Le jeu n’en vaut pas la chandelle : les réserves de pétrole de l’Arctique ne représentent que trois années de consommation. Et surtout, il faudrait un miracle pour que son extraction ne s’accompagne pas de marée noire comme on n’en a jamais vu dans une zone où l’écosystème est encore plus fragile qu’ailleurs. Le Groupe d’experts intergouvernemental sur l’évolution du climat (GIEC) prévoit une disparition complète de la banquise d’ici 2020 à 2030. Le processus, désormais irréversible, va en s’amplifiant : la disparition de la banquise, qui agissait comme un congélateur naturel, accélère le réchauffement climatique. La fonte des glaces va aussi ouvrir des voies de navigation qui vont considérablement réduire les distances ; comme le sous-sol, elles deviendront des enjeux stratégiques majeurs entre la Russie, les Etats-Unis, le Canada, la Norvège, le Danemark. Les terres polaires n’ont pas fini de payer l’addition.

Que deviendront les Iñupiat sur les rives de la mer des Tchouktches au nord de l’Alaska, où la chasse à la baleine est rendue compliquée par le recul de la banquise ? Pendant trois mois, Zoé Lamazou et Victor Gurrey ont partagé le quotidien des habitants de Point Hope. La communauté découpe les baleines au pied des oléoducs, et surveille du coin de l’œil les forages de compagnies pétrolières qui menacent directement son existence tout en lui apportant d’importants revenus.
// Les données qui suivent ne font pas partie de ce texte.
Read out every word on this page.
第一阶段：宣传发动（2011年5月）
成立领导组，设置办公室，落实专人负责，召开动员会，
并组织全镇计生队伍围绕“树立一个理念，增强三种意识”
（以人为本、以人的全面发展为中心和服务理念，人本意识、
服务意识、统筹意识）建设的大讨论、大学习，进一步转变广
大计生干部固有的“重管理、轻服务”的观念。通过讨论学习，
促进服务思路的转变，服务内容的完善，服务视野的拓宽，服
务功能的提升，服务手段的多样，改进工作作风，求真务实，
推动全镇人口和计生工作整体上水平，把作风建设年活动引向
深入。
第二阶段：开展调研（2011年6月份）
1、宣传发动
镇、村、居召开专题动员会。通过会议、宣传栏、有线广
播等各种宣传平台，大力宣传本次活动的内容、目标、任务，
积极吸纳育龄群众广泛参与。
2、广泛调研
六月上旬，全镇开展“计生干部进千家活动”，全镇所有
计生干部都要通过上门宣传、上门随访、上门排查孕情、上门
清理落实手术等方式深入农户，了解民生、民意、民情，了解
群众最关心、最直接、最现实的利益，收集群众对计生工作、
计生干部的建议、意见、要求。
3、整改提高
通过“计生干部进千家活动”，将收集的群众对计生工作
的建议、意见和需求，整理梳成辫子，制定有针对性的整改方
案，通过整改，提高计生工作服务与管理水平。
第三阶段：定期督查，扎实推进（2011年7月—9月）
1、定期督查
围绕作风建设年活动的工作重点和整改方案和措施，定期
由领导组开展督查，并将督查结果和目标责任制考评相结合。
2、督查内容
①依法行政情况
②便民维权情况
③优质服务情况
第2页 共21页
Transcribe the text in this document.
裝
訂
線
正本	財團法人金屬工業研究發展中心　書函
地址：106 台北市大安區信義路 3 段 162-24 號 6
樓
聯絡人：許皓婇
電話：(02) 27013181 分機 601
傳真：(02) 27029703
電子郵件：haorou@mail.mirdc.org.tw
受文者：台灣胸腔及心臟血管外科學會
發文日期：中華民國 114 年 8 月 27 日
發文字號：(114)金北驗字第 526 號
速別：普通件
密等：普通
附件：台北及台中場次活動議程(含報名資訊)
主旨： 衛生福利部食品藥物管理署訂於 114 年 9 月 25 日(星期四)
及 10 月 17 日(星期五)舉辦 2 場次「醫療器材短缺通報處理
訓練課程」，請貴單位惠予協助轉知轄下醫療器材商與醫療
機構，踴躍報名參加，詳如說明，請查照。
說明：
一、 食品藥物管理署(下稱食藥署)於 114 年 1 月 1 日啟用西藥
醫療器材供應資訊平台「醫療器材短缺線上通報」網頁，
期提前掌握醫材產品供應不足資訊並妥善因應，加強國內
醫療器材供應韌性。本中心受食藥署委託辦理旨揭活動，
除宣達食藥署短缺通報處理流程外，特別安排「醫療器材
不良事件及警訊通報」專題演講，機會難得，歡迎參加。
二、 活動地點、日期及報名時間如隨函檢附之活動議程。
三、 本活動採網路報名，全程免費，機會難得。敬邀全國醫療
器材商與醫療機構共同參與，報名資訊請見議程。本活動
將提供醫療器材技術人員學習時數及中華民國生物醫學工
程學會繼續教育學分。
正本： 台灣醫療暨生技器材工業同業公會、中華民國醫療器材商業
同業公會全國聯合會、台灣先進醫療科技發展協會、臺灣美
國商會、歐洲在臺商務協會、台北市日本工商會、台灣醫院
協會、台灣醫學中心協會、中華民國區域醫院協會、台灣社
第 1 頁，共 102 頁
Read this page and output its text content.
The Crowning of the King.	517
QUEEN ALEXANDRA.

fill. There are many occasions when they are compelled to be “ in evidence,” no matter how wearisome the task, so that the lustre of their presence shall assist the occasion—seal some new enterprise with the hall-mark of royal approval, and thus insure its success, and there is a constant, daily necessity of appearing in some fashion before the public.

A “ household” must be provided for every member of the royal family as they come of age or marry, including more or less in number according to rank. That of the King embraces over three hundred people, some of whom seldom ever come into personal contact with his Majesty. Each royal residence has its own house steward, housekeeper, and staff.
Des révisionnistes du relevé de températures assurent que le réchauffement n’est pas pour demain puisque, pour caricaturer à peine leur hauteur de vue, il fait encore froid à Iakoutsk. Ici, sur les rives de la Lena, une métropole a poussé. C’est une anomalie : les températures y descendent à moins 50 °C. « Cette terre-là n’est pas faite pour les hommes », nous racontent Thomas Goisque et Sylvain Tesson. Mais le sous-sol de la Iakoutie a été richement doté en mines d’or, en diamants, en gaz, en pétrole. « La prospérité de la Russie vaut bien que 350 000 personnes grelottent un peu », ironise l’écrivain-voyageur, russophile passionné.

Et la prospérité des pétroliers que l’on éventre l’Arctique.